Effect of ydj1 mutation on 1a-dependent recruitment of 2a protein to membranes. Yeast cells expressing 2a in the presence (+1a) or absence (−1a) of 1a were grown, spheroplasted, and lysed osmotically as described by Chen and Ahlquist (11). (A) The lysate was then centrifuged as indicated in the legend to Fig. 5 to yield pellet and supernatant (sup). An equal percentage of each fraction was separated by 0.1% SDS-9% PAGE, and Western analysis was performed with antibodies against 1a or 2a proteins or phosphoglycerate kinase (Pgkp), a cytosolic protein marker. (B) The lysate was subjected to a flotation analysis in a discontinuous sucrose gradient as described by Ahola and Ahlquist (2), with slight modifications. Briefly, 1 ml of the lysate was mixed with 5 ml of 67% (wt/wt) sucrose in HN buffer containing protease inhibitors (2) in an SW40Ti ultracentrifuge tube (Beckman) and overlaid by 5 ml of 50% (wt/wt) sucrose and 1 ml of 10% (wt/wt) sucrose in NH buffer containing protease inhibitors (2). After centrifugation at an average speed of 150,000 × g for ca. 17 h, a membrane fraction (top 2.5 ml; 10 to 50% interface layer), an intermediate fraction (next 2.5 ml; 50% layer), and the sample loading layer fraction (bottom 7 ml; 60% loading layer) were recovered.
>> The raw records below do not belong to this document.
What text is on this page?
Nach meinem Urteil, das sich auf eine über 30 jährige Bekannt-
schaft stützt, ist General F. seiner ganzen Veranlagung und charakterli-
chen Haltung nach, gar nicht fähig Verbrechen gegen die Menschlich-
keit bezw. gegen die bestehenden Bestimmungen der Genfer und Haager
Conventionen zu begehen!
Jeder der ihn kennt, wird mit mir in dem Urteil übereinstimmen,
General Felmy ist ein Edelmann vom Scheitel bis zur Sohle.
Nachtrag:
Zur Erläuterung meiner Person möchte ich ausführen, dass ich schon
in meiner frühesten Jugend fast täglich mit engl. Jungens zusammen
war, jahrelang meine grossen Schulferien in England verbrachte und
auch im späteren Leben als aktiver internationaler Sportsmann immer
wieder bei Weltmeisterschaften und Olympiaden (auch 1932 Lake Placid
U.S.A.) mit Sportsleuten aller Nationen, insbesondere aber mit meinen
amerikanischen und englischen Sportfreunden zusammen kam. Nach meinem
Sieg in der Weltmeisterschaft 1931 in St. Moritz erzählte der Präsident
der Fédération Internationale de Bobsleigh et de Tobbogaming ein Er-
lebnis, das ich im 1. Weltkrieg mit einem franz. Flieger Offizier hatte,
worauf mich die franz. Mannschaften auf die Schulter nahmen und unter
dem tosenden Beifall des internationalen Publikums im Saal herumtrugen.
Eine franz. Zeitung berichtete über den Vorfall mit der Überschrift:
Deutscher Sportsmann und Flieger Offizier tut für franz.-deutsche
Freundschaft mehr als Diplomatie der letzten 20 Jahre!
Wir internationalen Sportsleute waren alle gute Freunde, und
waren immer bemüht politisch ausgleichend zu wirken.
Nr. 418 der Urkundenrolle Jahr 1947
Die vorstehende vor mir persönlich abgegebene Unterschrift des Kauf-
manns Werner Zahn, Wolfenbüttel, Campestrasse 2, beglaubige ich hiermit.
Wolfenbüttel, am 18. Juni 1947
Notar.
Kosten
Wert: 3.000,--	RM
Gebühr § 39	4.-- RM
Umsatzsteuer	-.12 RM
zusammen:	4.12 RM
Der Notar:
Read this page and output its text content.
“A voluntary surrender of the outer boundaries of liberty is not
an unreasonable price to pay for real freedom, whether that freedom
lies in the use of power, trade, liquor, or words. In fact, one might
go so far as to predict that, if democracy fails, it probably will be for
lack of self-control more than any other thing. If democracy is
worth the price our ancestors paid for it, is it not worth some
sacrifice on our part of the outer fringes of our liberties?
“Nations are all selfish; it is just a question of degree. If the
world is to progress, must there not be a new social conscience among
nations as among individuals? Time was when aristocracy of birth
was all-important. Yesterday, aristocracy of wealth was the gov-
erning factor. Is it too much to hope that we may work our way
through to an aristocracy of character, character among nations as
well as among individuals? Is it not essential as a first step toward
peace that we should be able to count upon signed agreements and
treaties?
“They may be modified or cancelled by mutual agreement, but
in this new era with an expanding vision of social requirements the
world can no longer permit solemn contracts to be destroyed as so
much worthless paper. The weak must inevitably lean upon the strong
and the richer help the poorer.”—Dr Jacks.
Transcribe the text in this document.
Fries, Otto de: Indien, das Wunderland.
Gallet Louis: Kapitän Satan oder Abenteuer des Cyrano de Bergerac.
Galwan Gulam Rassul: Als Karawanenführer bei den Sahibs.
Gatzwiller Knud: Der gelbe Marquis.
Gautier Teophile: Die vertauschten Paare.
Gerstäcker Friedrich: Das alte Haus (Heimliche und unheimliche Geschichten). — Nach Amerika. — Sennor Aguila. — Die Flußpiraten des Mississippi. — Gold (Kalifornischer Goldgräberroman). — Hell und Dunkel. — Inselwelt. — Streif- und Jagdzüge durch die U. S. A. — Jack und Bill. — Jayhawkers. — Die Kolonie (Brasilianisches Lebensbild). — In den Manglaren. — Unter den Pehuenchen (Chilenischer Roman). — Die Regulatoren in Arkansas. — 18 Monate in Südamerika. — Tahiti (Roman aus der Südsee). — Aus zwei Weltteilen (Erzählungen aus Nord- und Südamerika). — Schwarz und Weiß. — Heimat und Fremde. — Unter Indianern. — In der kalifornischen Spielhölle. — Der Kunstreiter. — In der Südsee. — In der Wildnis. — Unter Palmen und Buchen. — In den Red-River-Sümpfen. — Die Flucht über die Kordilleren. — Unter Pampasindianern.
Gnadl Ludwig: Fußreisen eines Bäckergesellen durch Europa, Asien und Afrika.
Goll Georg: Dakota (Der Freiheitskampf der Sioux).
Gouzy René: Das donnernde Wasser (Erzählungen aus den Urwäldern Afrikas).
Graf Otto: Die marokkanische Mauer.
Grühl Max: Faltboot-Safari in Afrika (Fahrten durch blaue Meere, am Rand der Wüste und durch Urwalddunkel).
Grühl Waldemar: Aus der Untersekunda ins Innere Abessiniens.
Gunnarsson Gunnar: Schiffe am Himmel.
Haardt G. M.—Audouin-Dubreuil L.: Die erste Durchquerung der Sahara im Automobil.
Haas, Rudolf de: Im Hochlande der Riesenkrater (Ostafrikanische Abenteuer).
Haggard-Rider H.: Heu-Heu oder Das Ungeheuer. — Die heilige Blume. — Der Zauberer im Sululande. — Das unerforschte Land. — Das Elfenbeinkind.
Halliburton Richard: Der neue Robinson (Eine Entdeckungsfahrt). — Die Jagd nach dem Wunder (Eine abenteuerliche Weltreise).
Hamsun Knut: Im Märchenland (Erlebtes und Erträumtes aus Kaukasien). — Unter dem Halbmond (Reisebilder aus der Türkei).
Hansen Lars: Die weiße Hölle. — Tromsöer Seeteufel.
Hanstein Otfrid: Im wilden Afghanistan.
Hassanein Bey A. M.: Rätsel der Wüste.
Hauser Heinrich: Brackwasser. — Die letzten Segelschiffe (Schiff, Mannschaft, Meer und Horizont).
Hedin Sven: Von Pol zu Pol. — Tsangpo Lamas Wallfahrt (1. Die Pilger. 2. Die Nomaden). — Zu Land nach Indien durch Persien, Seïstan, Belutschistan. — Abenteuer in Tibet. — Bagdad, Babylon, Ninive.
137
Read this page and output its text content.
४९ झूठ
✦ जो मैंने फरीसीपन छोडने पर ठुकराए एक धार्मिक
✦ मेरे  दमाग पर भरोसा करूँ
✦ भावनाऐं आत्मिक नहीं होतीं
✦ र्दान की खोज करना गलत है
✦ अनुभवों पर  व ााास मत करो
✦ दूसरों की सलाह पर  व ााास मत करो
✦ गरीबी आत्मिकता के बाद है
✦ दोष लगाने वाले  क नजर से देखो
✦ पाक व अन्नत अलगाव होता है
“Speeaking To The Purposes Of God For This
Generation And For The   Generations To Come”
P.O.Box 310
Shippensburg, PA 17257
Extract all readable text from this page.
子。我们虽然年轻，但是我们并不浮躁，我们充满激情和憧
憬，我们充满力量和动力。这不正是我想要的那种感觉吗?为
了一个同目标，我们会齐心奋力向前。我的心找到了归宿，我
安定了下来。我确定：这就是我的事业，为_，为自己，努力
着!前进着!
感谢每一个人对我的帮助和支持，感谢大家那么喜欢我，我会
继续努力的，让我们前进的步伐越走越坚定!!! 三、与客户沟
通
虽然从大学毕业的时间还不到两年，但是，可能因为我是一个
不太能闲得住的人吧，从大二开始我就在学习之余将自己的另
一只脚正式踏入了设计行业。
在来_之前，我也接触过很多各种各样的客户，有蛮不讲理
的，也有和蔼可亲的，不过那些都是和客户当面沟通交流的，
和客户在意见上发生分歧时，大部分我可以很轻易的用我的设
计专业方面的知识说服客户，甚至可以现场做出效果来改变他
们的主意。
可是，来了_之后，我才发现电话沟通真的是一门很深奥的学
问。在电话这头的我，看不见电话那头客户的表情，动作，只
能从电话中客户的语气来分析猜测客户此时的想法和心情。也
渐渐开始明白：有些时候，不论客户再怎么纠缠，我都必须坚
The same percentage of each fraction was analyzed by SDS-PAGE and Western blotting with the antibodies against 1a or 2a proteins or phosphoglycerate kinase.

FIG. 7.

Effects of addition and depletion of Ydj1p on in vitro BMV RdRp activity. BMV RdRp extract was prepared from protease-deficient BJ5465 yeast expressing 1a and 2a proteins and a replicating BMV RNA3 derivative, B3URA3 RNA, and purified with DEAE-Bio gel A column chromatography. (A) Purified BMV RdRp (50 μl) was treated with protein A-Sepharose-conjugated anti-Ydj1p antibody (+) or protein A-Sepharose without antibodies (−), followed by addition of 500 ng of E. coli-expressed, purified Ydj1p or phosphate-buffered saline. The RdRp reaction procedure was performed with exogenously added BMV virion RNA as a template in the presence of [α-³²P]UTP as described by Quadt et al. (42). The product of the RdRp reaction was treated with S1 nuclease and analyzed by electrophoresis on a 1% agarose gel and by autoradiography. Positions of double-stranded BMV RNAs 1 to 4 are indicated in the figure. (B) Confirmation of depletion of Ydj1p. Purified BMV RdRp, treated with protein A-Sepharose-conjugated anti-Ydj1p antibody (+) or just protein A-Sepharose (−), was subjected to SDS-PAGE followed by Western analysis with anti-Ydj1p antibodies. The position of the Ydj1p band is indicated. Arrowhead shows a background signal presumably derived from leaked protein A.